Ground beef and steak for sale at a grocery store on July 13, 2022, in Redondo Beach, California. (PATRICK T. FALLON/AFP via Getty Images / Getty Images)

On Thursday, BLS will report wholesale inflation data for July. The producer price index is expected to rise 0.3% month-over-month according to Refinitiv forecasts, well below June’s 1.1% spike and a record 1.6% surge in March (series goes back to December 2009). 

Year-over-year, prices paid by wholesalers are anticipated to jump 10.4% in July, trailing June’s hotter-than-expected 11.3% surge which was the second highest on record after an 11.6% spike in March (the final demand index goes back to November 2010). 

Exclude food and energy costs, core producer prices are anticipated to rise 0.4% monthly in July, matching June’s increase.
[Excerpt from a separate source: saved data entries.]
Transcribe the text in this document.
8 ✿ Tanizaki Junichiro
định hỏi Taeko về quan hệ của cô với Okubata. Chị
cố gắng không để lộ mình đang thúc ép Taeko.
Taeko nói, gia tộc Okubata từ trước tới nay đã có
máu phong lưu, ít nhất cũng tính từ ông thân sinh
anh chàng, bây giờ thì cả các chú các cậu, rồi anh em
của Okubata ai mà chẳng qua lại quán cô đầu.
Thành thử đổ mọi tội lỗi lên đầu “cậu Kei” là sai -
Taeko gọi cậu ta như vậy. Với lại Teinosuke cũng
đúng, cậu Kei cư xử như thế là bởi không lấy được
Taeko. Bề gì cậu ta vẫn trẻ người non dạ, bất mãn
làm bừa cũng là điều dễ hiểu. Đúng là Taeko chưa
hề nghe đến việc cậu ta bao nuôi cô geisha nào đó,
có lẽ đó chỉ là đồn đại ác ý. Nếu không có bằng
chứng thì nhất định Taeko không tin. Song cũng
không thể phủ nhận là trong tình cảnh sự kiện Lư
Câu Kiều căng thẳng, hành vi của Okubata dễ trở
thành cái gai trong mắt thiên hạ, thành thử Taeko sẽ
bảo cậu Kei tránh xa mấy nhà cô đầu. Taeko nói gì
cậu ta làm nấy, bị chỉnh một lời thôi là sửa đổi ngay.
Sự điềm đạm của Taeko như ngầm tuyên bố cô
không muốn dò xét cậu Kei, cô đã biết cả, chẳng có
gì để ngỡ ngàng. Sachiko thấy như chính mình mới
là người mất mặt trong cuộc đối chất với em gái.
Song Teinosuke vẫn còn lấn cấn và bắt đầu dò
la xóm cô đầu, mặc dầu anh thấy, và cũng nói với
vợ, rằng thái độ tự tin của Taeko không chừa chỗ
Year-over-year, look for core PPI to jump 7.7% in July, the fourth month of slowing growth after a record 9.6% surge in March (data go back to April 2011).

EARNINGS WINDING DOWN: The pace of second-quarter earnings season slows this week, with only one Dow component (Disney on Wednesday) and 23 members of the S&P 500 scheduled to post results. 
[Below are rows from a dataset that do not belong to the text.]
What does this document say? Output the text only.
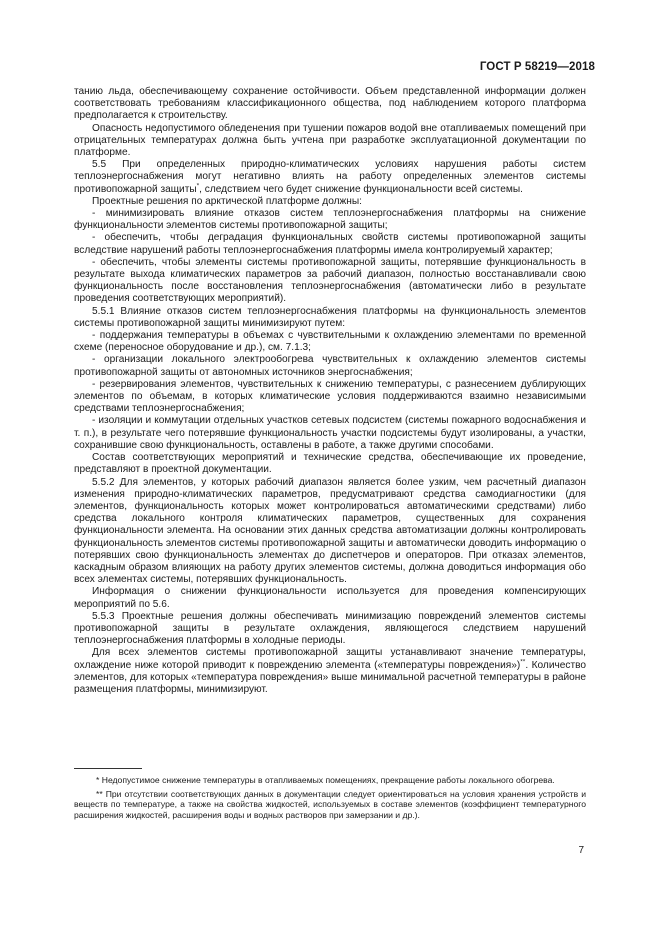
ГОСТ Р 58219—2018

танию льда, обеспечивающему сохранение остойчивости. Объем представленной информации должен соответствовать требованиям классификационного общества, под наблюдением которого платформа предполагается к строительству.

Опасность недопустимого обледенения при тушении пожаров водой вне отапливаемых помещений при отрицательных температурах должна быть учтена при разработке эксплуатационной документации по платформе.

5.5 При определенных природно-климатических условиях нарушения работы систем теплоэнергоснабжения могут негативно влиять на работу определенных элементов системы противопожарной защиты*, следствием чего будет снижение функциональности всей системы.

Проектные решения по арктической платформе должны:

- минимизировать влияние отказов систем теплоэнергоснабжения платформы на снижение функциональности элементов системы противопожарной защиты;

- обеспечить, чтобы деградация функциональных свойств системы противопожарной защиты вследствие нарушений работы теплоэнергоснабжения платформы имела контролируемый характер;

- обеспечить, чтобы элементы системы противопожарной защиты, потерявшие функциональность в результате выхода климатических параметров за рабочий диапазон, полностью восстанавливали свою функциональность после восстановления теплоэнергоснабжения (автоматически либо в результате проведения соответствующих мероприятий).

5.5.1 Влияние отказов систем теплоэнергоснабжения платформы на функциональность элементов системы противопожарной защиты минимизируют путем:

- поддержания температуры в объемах с чувствительными к охлаждению элементами по временной схеме (переносное оборудование и др.), см. 7.1.3;

- организации локального электрообогрева чувствительных к охлаждению элементов системы противопожарной защиты от автономных источников энергоснабжения;

- резервирования элементов, чувствительных к снижению температуры, с разнесением дублирующих элементов по объемам, в которых климатические условия поддерживаются взаимно независимыми средствами теплоэнергоснабжения;

- изоляции и коммутации отдельных участков сетевых подсистем (системы пожарного водоснабжения и т. п.), в результате чего потерявшие функциональность участки подсистемы будут изолированы, а участки, сохранившие свою функциональность, оставлены в работе, а также другими способами.

Состав соответствующих мероприятий и технические средства, обеспечивающие их проведение, представляют в проектной документации.

5.5.2 Для элементов, у которых рабочий диапазон является более узким, чем расчетный диапазон изменения природно-климатических параметров, предусматривают средства самодиагностики (для элементов, функциональность которых может контролироваться автоматическими средствами) либо средства локального контроля климатических параметров, существенных для сохранения функциональности элемента. На основании этих данных средства автоматизации должны контролировать функциональность элементов системы противопожарной защиты и автоматически доводить информацию о потерявших свою функциональность элементах до диспетчеров и операторов. При отказах элементов, каскадным образом влияющих на работу других элементов системы, должна доводиться информация обо всех элементах системы, потерявших функциональность.

Информация о снижении функциональности используется для проведения компенсирующих мероприятий по 5.6.

5.5.3 Проектные решения должны обеспечивать минимизацию повреждений элементов системы противопожарной защиты в результате охлаждения, являющегося следствием нарушений теплоэнергоснабжения платформы в холодные периоды.

Для всех элементов системы противопожарной защиты устанавливают значение температуры, охлаждение ниже которой приводит к повреждению элемента («температуры повреждения»)**. Количество элементов, для которых «температура повреждения» выше минимальной расчетной температуры в районе размещения платформы, минимизируют.

* Недопустимое снижение температуры в отапливаемых помещениях, прекращение работы локального обогрева.

** При отсутствии соответствующих данных в документации следует ориентироваться на условия хранения устройств и веществ по температуре, а также на свойства жидкостей, используемых в составе элементов (коэффициент температурного расширения жидкостей, расширения воды и водных растворов при замерзании и др.).

7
These include handful of key media names, including News Corp. on Monday afternoon, with Fox Corp. and Disney reporting on Wednesday. 

Ticker Security Last Change Change %
NWSA NEWS CORP. 20.06 +0.08 +0.40%
FOX FOX CORP. 28.88 +0.02 +0.07%
DIS THE WALT DISNEY CO. 81.06 +0.93 +1.16%

Close to 90% of the companies in the S&P 500 have reported April-through-June results, with earnings and revenue numbers coming in far ahead of lowered expectations.

JOBS REPORT: U.S. stocks finished Friday close to flat after a surprisingly strong jobs report cast doubt on the Federal Reserve being able to shift away from interest-rate increases anytime soon. 

Investors had come to widely believe that the Fed could pivot to cutting interest rates as early as the first half of 2023, given signs of cooling activity across the economy. That would have been a balm for markets, which have tumbled this year as the Fed has swiftly raised interest rates to combat stubbornly high inflation. 

But Friday's data showed the labor market was doing anything but cooling. The labor market added 528,000 jobs in July -- more than doubling what analysts had estimated and returning payrolls to their pre-pandemic level. 

Meanwhile, the unemployment rate fell to 3.5%, near historic lows. That left investors with a mixed picture: A key pillar of the economy remains strong, which should be good news for markets. 


But strong data means the rate increases that have sent stock and bond prices lower this year aren't likely to go away anytime soon. It also raises questions about whether stocks can continue their recent comeback.